E’ nel bosco che ci siamo persi ed è la Vespa che ci ha condotti sulla strada del ritorno. E’ stata lei la nostra scoperta, il viaggio è ancora nascosto lì, nel rumore delle marce che non vogliono entrare. Qualcosa siamo riusciti a raccontare, nella speranza che in molti prendano spunto da questa piccola avventura che ci ha meravigliato. Il viaggio più intenso, più bello, quello più difficile, è stato a due passi da qui.
L’estate qui nei paesi del parco non è la stessa che siamo abituati a respirare sulle spiagge del nostro mare. La natura è un’altra, i tempi, il numero di parole e movimenti utilizzati dalle persone ci affascinano e tentiamo di adeguarci per quello che possiamo. Difficile credere che non quest’aria non avrà conseguenze su di noi, sul nostro modo di essere. Soltanto chi vive non si rende conto dell’inutile frenesia che accompagna ogni giorno la vita della città. E’ qui che si nasconde la pace, meglio non disturbarla più di tanto, meglio parlare sottovoce. La natura ce ne sarà grata.

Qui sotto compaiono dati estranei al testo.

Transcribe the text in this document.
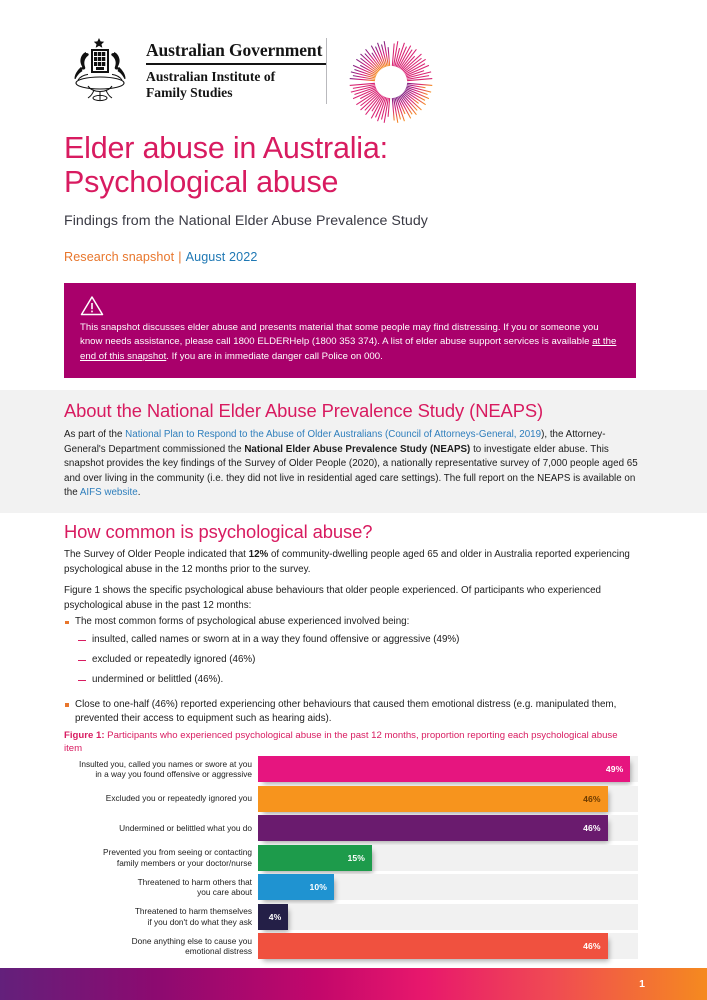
Australian Government
Australian Institute of
Family Studies
Elder abuse in Australia:
Psychological abuse
Findings from the National Elder Abuse Prevalence Study
Research snapshot | August 2022
This snapshot discusses elder abuse and presents material that some people may find distressing. If you or someone you know needs assistance, please call 1800 ELDERHelp (1800 353 374). A list of elder abuse support services is available at the end of this snapshot. If you are in immediate danger call Police on 000.
About the National Elder Abuse Prevalence Study (NEAPS)
As part of the National Plan to Respond to the Abuse of Older Australians (Council of Attorneys-General, 2019), the Attorney-General's Department commissioned the National Elder Abuse Prevalence Study (NEAPS) to investigate elder abuse. This snapshot provides the key findings of the Survey of Older People (2020), a nationally representative survey of 7,000 people aged 65 and over living in the community (i.e. they did not live in residential aged care settings). The full report on the NEAPS is available on the AIFS website.
How common is psychological abuse?
The Survey of Older People indicated that 12% of community-dwelling people aged 65 and older in Australia reported experiencing psychological abuse in the 12 months prior to the survey.
Figure 1 shows the specific psychological abuse behaviours that older people experienced. Of participants who experienced psychological abuse in the past 12 months:
The most common forms of psychological abuse experienced involved being:
insulted, called names or sworn at in a way they found offensive or aggressive (49%)
excluded or repeatedly ignored (46%)
undermined or belittled (46%).
Close to one-half (46%) reported experiencing other behaviours that caused them emotional distress (e.g. manipulated them, prevented their access to equipment such as hearing aids).
Figure 1: Participants who experienced psychological abuse in the past 12 months, proportion reporting each psychological abuse item
Insulted you, called you names or swore at you
in a way you found offensive or aggressive	49%
Excluded you or repeatedly ignored you	46%
Undermined or belittled what you do	46%
Prevented you from seeing or contacting
family members or your doctor/nurse	15%
Threatened to harm others that
you care about	10%
Threatened to harm themselves
if you don't do what they ask 4%
Done anything else to cause you
emotional distress	46%
1
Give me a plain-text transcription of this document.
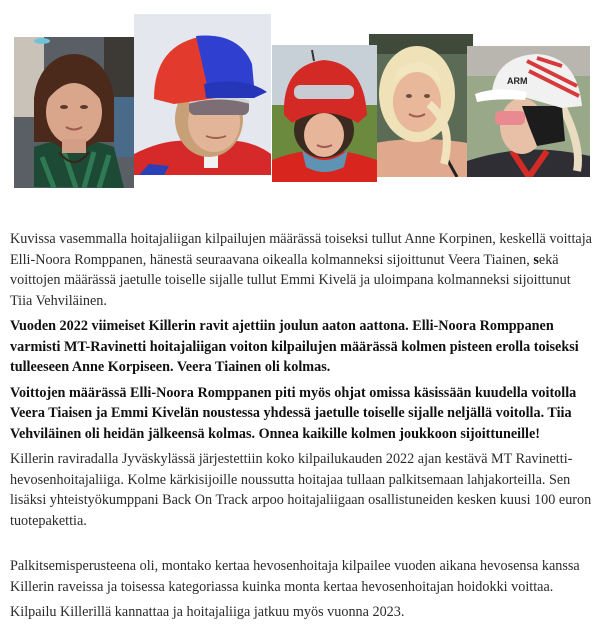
ARM

Kuvissa vasemmalla hoitajaliigan kilpailujen määrässä toiseksi tullut Anne Korpinen, keskellä voittaja Elli-Noora Romppanen, hänestä seuraavana oikealla kolmanneksi sijoittunut Veera Tiainen, sekä voittojen määrässä jaetulle toiselle sijalle tullut Emmi Kivelä ja uloimpana kolmanneksi sijoittunut Tiia Vehviläinen.

Vuoden 2022 viimeiset Killerin ravit ajettiin joulun aaton aattona. Elli-Noora Romppanen varmisti MT-Ravinetti hoitajaliigan voiton kilpailujen määrässä kolmen pisteen erolla toiseksi tulleeseen Anne Korpiseen. Veera Tiainen oli kolmas.

Voittojen määrässä Elli-Noora Romppanen piti myös ohjat omissa käsissään kuudella voitolla Veera Tiaisen ja Emmi Kivelän noustessa yhdessä jaetulle toiselle sijalle neljällä voitolla. Tiia Vehviläinen oli heidän jälkeensä kolmas. Onnea kaikille kolmen joukkoon sijoittuneille!

Killerin raviradalla Jyväskylässä järjestettiin koko kilpailukauden 2022 ajan kestävä MT Ravinetti-hevosenhoitajaliiga. Kolme kärkisijoille noussutta hoitajaa tullaan palkitsemaan lahjakorteilla. Sen lisäksi yhteistyökumppani Back On Track arpoo hoitajaliigaan osallistuneiden kesken kuusi 100 euron tuotepakettia.

Palkitsemisperusteena oli, montako kertaa hevosenhoitaja kilpailee vuoden aikana hevosensa kanssa Killerin raveissa ja toisessa kategoriassa kuinka monta kertaa hevosenhoitajan hoidokki voittaa.

Kilpailu Killerillä kannattaa ja hoitajaliiga jatkuu myös vuonna 2023.
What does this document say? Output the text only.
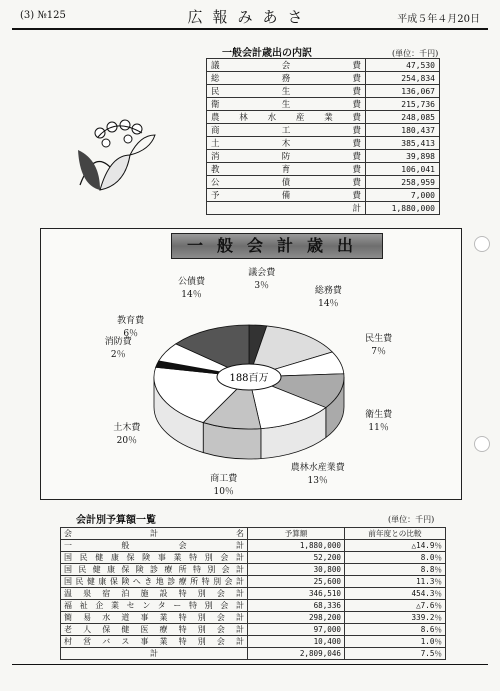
(3) №125	広報みあさ	平成５年４月20日
一般会計歳出の内訳	(単位：千円)
議会費	47,530
総務費	254,834
民生費	136,067
衛生費	215,736
農林水産業費	248,085
商工費	180,437
土木費	385,413
消防費	39,898
教育費	106,041
公債費	258,959
予備費	7,000
計	1,880,000
一般会計歳出
188百万
議会費
3％	総務費
14％
民生費
7％
衛生費
11％
農林水産業費
13％
商工費
10％
土木費
20％
消防費
2％
教育費
6％
公債費
14％
会計別予算額一覧	(単位：千円)
会計名	予算額	前年度との比較
一般会計	1,880,000	△14.9％
国民健康保険事業特別会計	52,200	8.0％
国民健康保険診療所特別会計	30,800	8.8％
国民健康保険へき地診療所特別会計	25,600	11.3％
温泉宿泊施設特別会計	346,510	454.3％
福祉企業センター特別会計	68,336	△7.6％
簡易水道事業特別会計	298,200	339.2％
老人保健医療特別会計	97,000	8.6％
村営バス事業特別会計	10,400	1.0％
計	2,809,046	7.5％
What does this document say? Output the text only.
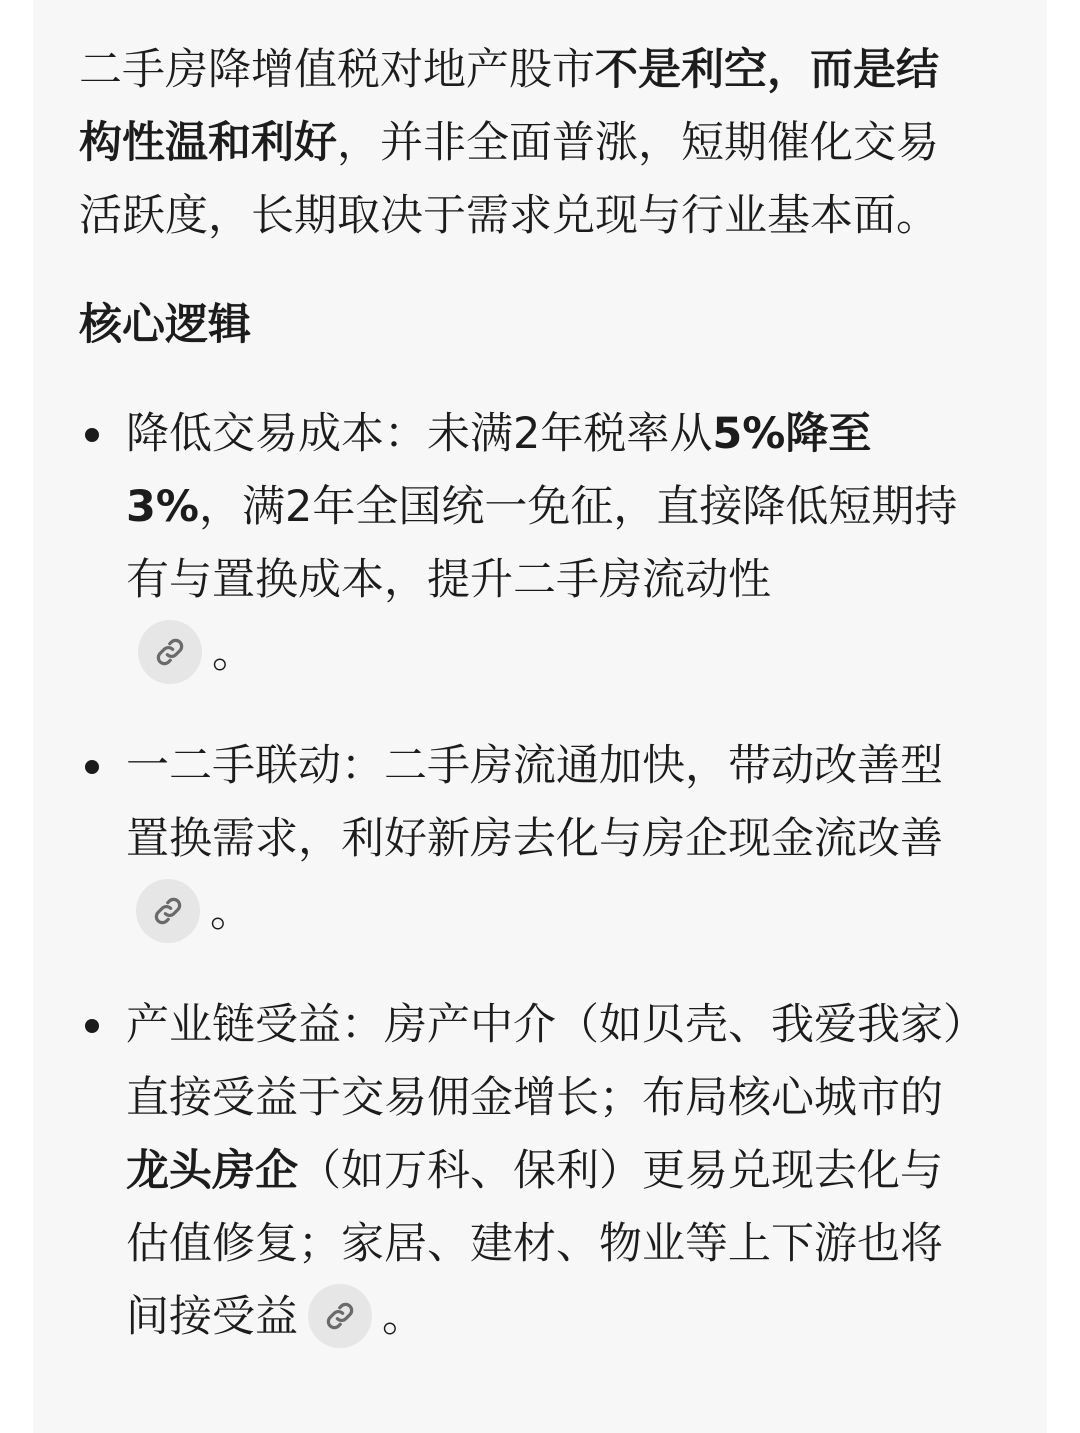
二手房降增值税对地产股市不是利空，而是结构性温和利好，并非全面普涨，短期催化交易活跃度，长期取决于需求兑现与行业基本面。

核心逻辑
降低交易成本：未满2年税率从5%降至3%，满2年全国统一免征，直接降低短期持有与置换成本，提升二手房流动性

。
一二手联动：二手房流通加快，带动改善型置换需求，利好新房去化与房企现金流改善
。
产业链受益：房产中介（如贝壳、我爱我家）直接受益于交易佣金增长；布局核心城市的龙头房企（如万科、保利）更易兑现去化与估值修复；家居、建材、物业等上下游也将间接受益 。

La Vespa ronza sempre meglio; forse è merito di quest’aria pulita se la nostra compagna di viaggio fila senza problemi. Quando arriviamo non vediamo l’ora di andarcene. Il lago non è più quello di quindici o venti anni fa, lo ricordavo con affetto e rappresentava per me un posto quasi del tutto naturale, fatto di quiete e semplicità. Oggi è un’altra cosa, un posto per turisti, una colonia per bambini e famiglie. Non fa per noi. Pranziamo seduti su una panchina vista lago. Soltanto da lì posso recuperare parte del ricordo di quel cielo mattutino di agosto di tanti anni prima, carico di quelle enormi nuvole bianche, che mi accompagnavano verso la maturità. Attraversiamo il ponte sul lago che in parte è prosciugato. Ci regala uno scenario post-atomico che non possiamo lasciarci sfuggire. La Vespa ronza e ci sembra di essere altrove, il tempo non conta più tanto. Con la Vespa ci inoltriamo nella vegetazione finché possiamo; scendiamo, proseguiamo a piedi e arriviamo su un vecchio ponte pedonale inutilizzato. Sotto scorre pochissima acqua che scende dalla montagne, proprio come le condotte degli impianti idroelettrici che possiamo scorgere sul versante opposto. Una famiglia si rinfresca a piedi nudi tra i ciottoli e noi siamo lì, non credendo ai nostri occhi. C’è una calma ipnotizzante, davvero sembra di essere un posto abbandonato, ma l’angoscia non si prende gioco di noi. E’ l’Apocalisse del nostro viaggio. Da lì in poi tutto il resto ci sembrerà, comunque, troppo reale.